When we understand a thing, the interior word or image which our intellect forms within itself in order to comprehend a thing is not a thing subsisting in itself, but in God in whom reason shows that there can be no accident of any kind, this eternal self-comprehension, or word, is not an accidental, transient thing, but a thing identified with divine nature, and at the same time, perfectly distinct from the Father, who is that intellectual supreme Being, who by comprehending Himself generates this His Word, and therefore He is a distinct subsistence or Person, because, although identified with the same nature of the Father, yet inasmuch as it is generated by the Father, it is perfectly distinct from Him, who is generator, and forms in Himself an individual, distinct and incommunicable subsistence, which is everything that is required for being truly a Divine Person, called in Holy Scripture the Word, and the Son of God; for by person it is understood an intellectual individual substance.

Likewise God loves Himself in the Son, and is beloved in return by the Son, and in Himself He loves all other things, and this eternal permanent act of mutual love is also, not a thing accidental and transient, as an act of love is in us, but is a thing identified with divine nature, eternal, permanent, subsisting, singular, incommunicable, perfectly distinct from the Father and the So, from both of whom this divine act proceeds, and is also therefore a distinct person called in Holy Scripture the Holy Ghost.

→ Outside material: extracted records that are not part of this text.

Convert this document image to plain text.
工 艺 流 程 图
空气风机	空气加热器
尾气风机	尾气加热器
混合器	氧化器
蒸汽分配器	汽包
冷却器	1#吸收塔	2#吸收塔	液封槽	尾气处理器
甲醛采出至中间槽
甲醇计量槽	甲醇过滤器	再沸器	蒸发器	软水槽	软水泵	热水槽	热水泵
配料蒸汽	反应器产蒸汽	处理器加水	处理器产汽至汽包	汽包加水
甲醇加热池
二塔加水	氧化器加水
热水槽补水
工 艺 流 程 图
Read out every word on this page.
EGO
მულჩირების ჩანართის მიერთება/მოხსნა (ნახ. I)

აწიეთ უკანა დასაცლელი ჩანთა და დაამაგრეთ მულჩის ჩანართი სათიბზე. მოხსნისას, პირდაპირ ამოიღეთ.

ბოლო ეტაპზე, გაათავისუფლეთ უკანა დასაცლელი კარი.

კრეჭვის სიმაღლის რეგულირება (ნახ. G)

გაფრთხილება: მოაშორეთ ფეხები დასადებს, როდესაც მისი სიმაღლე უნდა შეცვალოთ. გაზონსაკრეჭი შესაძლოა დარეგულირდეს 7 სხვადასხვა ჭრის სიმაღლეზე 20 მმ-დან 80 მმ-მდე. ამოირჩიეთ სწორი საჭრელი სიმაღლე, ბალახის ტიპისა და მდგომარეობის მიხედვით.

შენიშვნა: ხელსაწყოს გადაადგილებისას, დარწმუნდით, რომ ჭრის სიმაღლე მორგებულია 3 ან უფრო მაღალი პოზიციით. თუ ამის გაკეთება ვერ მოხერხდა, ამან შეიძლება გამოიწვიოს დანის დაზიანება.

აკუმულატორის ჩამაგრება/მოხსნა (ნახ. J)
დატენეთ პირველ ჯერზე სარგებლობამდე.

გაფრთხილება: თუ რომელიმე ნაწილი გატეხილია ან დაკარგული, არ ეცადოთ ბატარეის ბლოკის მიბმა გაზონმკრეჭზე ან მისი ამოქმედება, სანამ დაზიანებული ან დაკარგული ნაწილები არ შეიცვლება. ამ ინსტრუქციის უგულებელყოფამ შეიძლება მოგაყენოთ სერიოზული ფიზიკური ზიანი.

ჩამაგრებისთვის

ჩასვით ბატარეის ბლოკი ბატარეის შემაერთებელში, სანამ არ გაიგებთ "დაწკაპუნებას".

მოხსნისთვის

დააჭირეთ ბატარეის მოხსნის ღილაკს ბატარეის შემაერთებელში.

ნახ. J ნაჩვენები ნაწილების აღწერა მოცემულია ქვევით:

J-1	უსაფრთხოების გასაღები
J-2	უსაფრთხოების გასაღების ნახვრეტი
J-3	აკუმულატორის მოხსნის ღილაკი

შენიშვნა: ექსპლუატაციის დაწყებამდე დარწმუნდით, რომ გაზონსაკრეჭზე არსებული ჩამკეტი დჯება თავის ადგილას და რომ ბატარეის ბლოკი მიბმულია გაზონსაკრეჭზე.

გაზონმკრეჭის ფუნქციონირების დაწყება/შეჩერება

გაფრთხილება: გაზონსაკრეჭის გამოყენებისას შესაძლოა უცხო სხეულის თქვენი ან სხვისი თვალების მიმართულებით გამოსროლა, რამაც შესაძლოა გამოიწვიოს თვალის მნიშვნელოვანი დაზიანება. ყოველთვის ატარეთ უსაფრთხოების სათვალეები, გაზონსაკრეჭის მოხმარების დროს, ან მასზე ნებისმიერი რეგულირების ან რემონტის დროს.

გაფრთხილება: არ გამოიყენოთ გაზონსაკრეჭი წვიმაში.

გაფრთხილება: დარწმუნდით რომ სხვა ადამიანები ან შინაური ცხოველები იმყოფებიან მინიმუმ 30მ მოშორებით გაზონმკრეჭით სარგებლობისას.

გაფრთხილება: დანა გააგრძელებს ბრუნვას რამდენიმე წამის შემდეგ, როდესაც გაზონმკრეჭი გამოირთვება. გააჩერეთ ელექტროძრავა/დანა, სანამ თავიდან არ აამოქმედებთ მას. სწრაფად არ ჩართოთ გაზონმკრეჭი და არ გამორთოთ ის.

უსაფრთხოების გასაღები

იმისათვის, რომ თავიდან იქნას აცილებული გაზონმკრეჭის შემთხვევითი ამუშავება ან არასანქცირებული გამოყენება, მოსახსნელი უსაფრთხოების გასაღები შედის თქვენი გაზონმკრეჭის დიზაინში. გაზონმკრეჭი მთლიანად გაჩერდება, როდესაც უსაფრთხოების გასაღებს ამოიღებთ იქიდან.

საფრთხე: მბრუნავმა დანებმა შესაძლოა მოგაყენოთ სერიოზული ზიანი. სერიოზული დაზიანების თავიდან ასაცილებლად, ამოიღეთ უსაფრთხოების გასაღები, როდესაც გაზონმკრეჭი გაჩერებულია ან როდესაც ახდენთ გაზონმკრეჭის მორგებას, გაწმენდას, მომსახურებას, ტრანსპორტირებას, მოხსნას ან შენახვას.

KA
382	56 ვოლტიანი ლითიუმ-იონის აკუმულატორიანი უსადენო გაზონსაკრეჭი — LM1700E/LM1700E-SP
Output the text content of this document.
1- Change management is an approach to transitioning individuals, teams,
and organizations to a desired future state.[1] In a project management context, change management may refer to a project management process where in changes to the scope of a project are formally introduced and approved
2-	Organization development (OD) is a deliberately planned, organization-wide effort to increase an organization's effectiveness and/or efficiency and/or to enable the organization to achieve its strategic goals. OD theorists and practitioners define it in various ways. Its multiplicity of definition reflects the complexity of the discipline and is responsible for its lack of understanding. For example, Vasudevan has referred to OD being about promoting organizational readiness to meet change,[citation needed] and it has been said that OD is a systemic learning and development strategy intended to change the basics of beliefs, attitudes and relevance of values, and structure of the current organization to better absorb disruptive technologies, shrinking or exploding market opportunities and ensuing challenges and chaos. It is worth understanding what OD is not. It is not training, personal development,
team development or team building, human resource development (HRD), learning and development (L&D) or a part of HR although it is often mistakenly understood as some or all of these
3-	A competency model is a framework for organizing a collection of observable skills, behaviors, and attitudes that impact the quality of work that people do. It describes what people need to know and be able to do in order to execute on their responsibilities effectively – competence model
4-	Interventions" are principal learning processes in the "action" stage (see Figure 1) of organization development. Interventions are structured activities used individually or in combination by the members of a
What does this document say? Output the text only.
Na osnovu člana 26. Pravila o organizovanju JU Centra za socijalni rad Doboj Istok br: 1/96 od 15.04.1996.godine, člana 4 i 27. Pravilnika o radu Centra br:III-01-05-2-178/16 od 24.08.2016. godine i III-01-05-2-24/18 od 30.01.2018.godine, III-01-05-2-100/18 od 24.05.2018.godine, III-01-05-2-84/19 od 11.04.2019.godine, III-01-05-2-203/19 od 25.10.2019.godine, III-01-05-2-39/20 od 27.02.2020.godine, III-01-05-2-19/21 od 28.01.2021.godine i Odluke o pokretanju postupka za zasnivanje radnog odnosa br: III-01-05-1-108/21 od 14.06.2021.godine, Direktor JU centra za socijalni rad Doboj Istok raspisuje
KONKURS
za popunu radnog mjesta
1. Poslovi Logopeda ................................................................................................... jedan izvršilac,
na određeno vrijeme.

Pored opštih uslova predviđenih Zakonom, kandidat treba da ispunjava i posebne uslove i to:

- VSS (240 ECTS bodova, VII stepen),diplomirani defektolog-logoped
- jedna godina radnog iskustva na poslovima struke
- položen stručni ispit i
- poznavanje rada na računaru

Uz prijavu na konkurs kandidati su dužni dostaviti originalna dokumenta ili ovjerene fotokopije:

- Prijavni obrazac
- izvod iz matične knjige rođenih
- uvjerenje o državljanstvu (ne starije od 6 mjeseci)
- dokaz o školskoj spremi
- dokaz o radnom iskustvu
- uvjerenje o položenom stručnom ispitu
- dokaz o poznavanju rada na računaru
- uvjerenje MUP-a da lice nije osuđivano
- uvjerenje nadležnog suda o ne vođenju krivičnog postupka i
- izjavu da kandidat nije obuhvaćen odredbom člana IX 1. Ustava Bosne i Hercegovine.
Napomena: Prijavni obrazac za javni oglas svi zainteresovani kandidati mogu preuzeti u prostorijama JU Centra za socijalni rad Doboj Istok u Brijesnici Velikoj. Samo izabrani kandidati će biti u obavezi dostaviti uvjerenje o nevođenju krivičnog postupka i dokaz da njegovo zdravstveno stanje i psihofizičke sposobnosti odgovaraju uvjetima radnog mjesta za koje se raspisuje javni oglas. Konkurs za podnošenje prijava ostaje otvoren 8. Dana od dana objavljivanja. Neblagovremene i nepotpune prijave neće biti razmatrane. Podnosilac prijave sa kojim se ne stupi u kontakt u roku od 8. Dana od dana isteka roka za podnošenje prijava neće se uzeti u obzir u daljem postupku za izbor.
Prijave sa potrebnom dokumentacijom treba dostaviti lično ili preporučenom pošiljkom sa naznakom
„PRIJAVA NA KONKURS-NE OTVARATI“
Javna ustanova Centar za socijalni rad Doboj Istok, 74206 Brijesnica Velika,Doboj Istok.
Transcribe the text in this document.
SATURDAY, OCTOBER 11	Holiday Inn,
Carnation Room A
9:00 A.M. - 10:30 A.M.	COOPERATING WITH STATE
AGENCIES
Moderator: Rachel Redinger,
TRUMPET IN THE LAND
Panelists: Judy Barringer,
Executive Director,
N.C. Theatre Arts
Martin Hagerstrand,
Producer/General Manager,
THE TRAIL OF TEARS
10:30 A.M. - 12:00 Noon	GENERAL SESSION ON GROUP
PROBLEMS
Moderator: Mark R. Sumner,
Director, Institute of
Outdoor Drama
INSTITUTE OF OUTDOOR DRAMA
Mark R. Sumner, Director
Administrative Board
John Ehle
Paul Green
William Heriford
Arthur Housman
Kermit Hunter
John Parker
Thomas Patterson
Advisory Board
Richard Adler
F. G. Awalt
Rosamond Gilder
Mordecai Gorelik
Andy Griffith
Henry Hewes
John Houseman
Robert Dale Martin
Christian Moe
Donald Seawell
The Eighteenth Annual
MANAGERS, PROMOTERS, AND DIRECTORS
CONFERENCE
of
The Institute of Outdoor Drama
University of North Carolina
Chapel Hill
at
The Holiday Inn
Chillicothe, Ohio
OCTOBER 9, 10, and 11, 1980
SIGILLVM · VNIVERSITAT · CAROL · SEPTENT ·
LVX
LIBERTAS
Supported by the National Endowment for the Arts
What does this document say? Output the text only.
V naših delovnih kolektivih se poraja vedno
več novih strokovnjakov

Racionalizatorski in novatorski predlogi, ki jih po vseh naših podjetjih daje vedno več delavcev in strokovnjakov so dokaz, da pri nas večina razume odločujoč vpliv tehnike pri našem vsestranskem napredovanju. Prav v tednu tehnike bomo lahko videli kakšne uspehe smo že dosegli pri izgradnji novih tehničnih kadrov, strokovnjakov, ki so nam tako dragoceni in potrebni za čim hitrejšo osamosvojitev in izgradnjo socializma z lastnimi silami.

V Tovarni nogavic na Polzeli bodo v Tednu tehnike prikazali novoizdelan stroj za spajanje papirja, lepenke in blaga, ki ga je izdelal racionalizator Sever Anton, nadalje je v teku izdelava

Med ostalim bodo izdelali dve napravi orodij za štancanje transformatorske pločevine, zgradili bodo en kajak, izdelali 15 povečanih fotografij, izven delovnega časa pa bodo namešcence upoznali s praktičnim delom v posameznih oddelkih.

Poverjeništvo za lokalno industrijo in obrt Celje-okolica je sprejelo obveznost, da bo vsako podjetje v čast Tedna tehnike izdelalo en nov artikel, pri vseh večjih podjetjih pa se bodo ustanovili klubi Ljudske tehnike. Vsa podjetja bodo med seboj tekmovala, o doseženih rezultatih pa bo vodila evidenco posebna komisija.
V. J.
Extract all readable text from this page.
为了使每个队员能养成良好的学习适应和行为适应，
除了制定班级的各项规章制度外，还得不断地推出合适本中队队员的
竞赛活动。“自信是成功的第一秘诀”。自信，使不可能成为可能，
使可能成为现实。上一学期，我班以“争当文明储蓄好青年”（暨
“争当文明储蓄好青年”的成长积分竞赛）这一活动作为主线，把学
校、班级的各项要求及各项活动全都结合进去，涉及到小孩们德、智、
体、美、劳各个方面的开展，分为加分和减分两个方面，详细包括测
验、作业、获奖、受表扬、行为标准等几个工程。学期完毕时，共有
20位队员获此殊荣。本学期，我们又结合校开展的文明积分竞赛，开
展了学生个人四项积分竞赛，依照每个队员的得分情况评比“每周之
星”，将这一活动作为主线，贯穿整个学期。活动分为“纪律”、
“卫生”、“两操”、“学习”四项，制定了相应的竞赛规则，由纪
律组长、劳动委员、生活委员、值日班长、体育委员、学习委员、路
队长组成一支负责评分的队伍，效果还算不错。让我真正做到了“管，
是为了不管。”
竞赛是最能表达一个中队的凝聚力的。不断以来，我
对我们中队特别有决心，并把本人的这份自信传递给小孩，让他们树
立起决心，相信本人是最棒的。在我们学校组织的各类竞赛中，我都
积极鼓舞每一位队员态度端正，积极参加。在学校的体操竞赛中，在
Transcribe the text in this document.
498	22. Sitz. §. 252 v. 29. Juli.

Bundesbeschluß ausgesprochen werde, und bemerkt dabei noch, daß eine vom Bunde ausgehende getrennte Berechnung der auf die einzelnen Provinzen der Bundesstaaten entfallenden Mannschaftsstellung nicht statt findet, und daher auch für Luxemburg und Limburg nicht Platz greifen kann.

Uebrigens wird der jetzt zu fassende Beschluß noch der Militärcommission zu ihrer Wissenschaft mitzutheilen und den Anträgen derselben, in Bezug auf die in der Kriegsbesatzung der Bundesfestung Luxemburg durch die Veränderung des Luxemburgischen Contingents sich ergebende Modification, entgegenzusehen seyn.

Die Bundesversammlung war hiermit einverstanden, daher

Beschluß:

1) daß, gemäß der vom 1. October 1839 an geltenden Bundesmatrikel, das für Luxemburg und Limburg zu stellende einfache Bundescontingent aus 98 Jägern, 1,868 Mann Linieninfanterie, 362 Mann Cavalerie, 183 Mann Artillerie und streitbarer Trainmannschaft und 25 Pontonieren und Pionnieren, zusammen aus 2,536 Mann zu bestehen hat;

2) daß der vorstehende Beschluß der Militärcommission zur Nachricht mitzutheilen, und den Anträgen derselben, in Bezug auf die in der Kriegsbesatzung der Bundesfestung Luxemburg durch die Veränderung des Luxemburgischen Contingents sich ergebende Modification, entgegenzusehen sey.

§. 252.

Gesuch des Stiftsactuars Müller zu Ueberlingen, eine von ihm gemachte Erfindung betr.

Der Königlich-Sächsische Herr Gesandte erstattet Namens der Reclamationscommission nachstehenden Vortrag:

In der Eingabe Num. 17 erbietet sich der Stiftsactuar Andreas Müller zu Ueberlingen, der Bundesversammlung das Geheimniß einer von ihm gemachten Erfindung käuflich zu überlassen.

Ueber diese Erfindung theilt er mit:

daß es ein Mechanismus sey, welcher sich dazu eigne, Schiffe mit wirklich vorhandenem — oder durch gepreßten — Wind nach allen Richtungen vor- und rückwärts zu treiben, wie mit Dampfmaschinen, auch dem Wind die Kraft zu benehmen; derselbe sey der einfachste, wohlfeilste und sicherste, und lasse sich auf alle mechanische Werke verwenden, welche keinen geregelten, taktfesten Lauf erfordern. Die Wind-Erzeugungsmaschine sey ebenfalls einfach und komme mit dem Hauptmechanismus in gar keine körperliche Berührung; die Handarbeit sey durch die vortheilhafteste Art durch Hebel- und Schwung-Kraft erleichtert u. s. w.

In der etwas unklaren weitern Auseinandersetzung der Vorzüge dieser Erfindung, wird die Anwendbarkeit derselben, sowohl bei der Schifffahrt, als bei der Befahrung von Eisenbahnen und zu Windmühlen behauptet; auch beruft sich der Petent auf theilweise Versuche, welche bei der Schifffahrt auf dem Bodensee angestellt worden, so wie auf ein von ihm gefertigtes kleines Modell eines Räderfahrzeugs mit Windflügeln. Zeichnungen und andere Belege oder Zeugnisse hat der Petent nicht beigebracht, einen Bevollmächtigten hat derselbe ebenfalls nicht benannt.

Therefore, to say that in one God there are three Persons, is no more repugnant to reason than saying that one God must of necessity be considered under three different respects:- 1st, as a God who knows Himself, that is, as a subject; 2nd, as a God who is known by Himself, that is, as an object of knowledge; and 3rd. As a God who is loving Himself and is beloved by Himself, as knowing and as known, that is, an object of mutual love. These remarkable self-subsistent eternal differences or relations are what constitute the three really distinct Persons in the one God.